Die Sprache des Tanzes ist universell: Szene aus dem Stück Foto: Alex Wunsch

Neun junge Menschen – und keiner ist wie der andere. Wie soll da ein Miteinander gelingen? Im Jes findet das neue Tanztheaterstück „R.E.S.P.E.C.T.“ auf diese Frage eine temporeiche, witzige und anrührende Antwort.

Stuttgart - Hinfallen, wieder aufstehen. Hinfallen, wieder aufstehen, hinfallen, wieder aufstehen: Mit Karacho fegen neun junge Leute diagonal über die kahle Bühne, schleudern sich der Länge nach auf den Boden, um sich sofort wieder aufzurappeln und neuen Anlauf zu nehmen. Zigmal machen sie das, am Ende sind sie völlig aus der Puste.

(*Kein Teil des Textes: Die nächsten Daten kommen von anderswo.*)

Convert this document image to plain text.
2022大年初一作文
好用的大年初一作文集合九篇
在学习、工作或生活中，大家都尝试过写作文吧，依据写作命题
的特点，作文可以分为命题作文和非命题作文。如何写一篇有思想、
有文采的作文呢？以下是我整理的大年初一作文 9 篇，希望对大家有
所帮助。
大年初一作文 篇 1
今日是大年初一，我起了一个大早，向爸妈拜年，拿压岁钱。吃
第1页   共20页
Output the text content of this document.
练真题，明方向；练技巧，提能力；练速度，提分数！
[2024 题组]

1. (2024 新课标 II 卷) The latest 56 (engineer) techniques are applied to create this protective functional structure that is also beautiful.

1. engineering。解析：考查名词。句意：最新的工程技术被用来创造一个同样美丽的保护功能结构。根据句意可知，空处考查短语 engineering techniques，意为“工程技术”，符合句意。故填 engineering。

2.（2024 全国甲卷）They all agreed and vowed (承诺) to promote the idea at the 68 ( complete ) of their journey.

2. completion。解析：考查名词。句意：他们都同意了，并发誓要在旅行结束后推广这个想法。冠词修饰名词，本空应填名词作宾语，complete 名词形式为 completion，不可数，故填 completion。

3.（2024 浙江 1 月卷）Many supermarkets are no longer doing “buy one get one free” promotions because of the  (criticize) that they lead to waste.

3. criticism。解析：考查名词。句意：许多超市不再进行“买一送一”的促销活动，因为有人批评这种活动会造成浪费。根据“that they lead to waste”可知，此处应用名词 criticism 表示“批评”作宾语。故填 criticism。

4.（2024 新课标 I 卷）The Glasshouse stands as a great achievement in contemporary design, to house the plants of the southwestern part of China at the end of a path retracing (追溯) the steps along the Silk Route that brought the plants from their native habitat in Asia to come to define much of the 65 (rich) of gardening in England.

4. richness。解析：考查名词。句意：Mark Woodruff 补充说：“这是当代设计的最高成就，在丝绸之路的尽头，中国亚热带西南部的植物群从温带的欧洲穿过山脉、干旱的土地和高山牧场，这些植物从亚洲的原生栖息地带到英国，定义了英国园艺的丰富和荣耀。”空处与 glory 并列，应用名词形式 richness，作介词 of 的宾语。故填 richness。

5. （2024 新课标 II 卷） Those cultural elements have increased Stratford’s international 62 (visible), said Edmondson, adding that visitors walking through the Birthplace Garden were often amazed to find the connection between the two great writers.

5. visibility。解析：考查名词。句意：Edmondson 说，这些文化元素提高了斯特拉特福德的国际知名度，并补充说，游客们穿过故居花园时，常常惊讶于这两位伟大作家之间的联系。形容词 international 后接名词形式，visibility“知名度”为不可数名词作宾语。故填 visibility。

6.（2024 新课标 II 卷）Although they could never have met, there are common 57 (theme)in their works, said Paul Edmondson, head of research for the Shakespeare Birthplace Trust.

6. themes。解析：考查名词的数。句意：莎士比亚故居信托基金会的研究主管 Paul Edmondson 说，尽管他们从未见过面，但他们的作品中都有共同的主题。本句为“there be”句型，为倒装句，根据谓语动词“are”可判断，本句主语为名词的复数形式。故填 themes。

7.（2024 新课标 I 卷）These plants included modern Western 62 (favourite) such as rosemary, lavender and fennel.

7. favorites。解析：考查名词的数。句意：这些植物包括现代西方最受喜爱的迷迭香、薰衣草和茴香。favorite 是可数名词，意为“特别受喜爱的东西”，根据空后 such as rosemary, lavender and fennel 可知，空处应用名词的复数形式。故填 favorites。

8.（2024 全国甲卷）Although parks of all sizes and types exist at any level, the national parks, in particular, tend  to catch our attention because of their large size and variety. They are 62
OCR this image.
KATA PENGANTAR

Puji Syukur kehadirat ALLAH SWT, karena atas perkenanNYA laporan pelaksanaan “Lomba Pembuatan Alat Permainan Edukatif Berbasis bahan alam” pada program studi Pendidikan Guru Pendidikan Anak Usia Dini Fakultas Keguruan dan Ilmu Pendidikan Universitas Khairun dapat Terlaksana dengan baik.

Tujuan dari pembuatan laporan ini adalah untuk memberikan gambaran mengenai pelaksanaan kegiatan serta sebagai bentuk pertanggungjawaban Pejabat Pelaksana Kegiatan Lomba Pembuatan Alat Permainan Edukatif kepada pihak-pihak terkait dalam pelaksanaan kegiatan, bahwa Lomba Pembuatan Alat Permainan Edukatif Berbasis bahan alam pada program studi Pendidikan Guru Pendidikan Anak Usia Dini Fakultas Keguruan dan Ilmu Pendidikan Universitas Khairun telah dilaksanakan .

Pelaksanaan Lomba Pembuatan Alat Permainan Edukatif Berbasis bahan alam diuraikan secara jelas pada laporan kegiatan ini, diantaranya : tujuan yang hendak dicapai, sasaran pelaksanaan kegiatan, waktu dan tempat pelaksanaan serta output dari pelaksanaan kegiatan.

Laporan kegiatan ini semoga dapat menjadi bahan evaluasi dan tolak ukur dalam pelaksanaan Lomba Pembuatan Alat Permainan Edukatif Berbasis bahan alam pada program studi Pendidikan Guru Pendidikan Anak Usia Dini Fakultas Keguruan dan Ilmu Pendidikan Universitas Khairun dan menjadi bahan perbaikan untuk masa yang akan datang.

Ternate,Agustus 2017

Ganz schön anstrengend, das Leben: Trial and error, in allen Bereichen. Vor allem beim Miteinander: Denn keiner ist wie der andere. Da ist der kindlich-aufgeweckte Jona (Jonathan Beck), der aufmüpfige Niklas (Niklas Weise), die zwei Jugendlichen (Beverly Mukunyadze und Najbeer Tarek Hasso), die eine Flucht aus ihrer Heimat hinter sich haben, da ist die stumme Leah (Leah Wewoda) und die Satz-Schleuder Anna (Anna Mülders). Und auch zwischen Kelvin (Kelvin Kilonzo), dem smarten Tänzer, und der mit ihrer Neugier alle nervenden Franzi (Franziska Schmitz) liegen Welten. Und Lin (Lin Verleger), der Breakdancer, ist sowieso außen vor – zu Beginn windet er sich in einem gläsernen Kasten, er kann seinen Dämonen nicht entkommen.

Wie rauft sich dieser bunte Haufen zusammen? Wie kann es gelingen, sich bei dieser Unterschiedlichkeit gegenseitig Respekt zu verschaffen? Was, wenn er verloren geht? Was heißt Respekt überhaupt? Die Darsteller – zwei Tänzer und eine Schauspielerin sowie sechs Jugendliche – haben im neuen Jes-Stück „R.E.S.P.E.C.T“ den Begriff mit den Mitteln des Tanzes und des Schauspiels erforscht. Regie und Choreografie verantwortet ein preisgekröntes Duo: die Jes-Intendantin Brigitte Dethier und der Choreograf Ives Thuwis-De Leeuw.

Die Schläge des Lebens sind schmerzhaft

Das Ergebnis: eine 75-minütige Collage aus Gruppenchoreografien, Breakdance-Soli und Spielszenen, die enormen Drive hat, authentisch, witzig und anrührend ist und den Tanz als universelle Sprache zu nutzen weiß. Unmissverständlich, in entwaffnenden Bildern, wird etwa davon erzählt, wie brutal die Schläge des Lebens sind, wie Angst, Einsamkeit, Unsicherheit, Gruppendynamik den Heranwachsenden zusetzen – und wie heilsam der Halt durch andere ist. Und in knackigen Dialog- und Monolog-Miniaturen durchschauen die Jugendlichen klug die Absurditäten der Erwachsenenwelt und entlarven spielerisch Vorurteile und Klischees.

Auch wenn die Reihung der Szenen etwas mehr Straffung vertragen hätte: „R.E.S.P.E.C.T.“ ist ein starkes Stück für Jugendliche ab 14 Jahren, das auch dank der umwerfenden Energie und Spielfreude der Darsteller mitreißt: Respekt!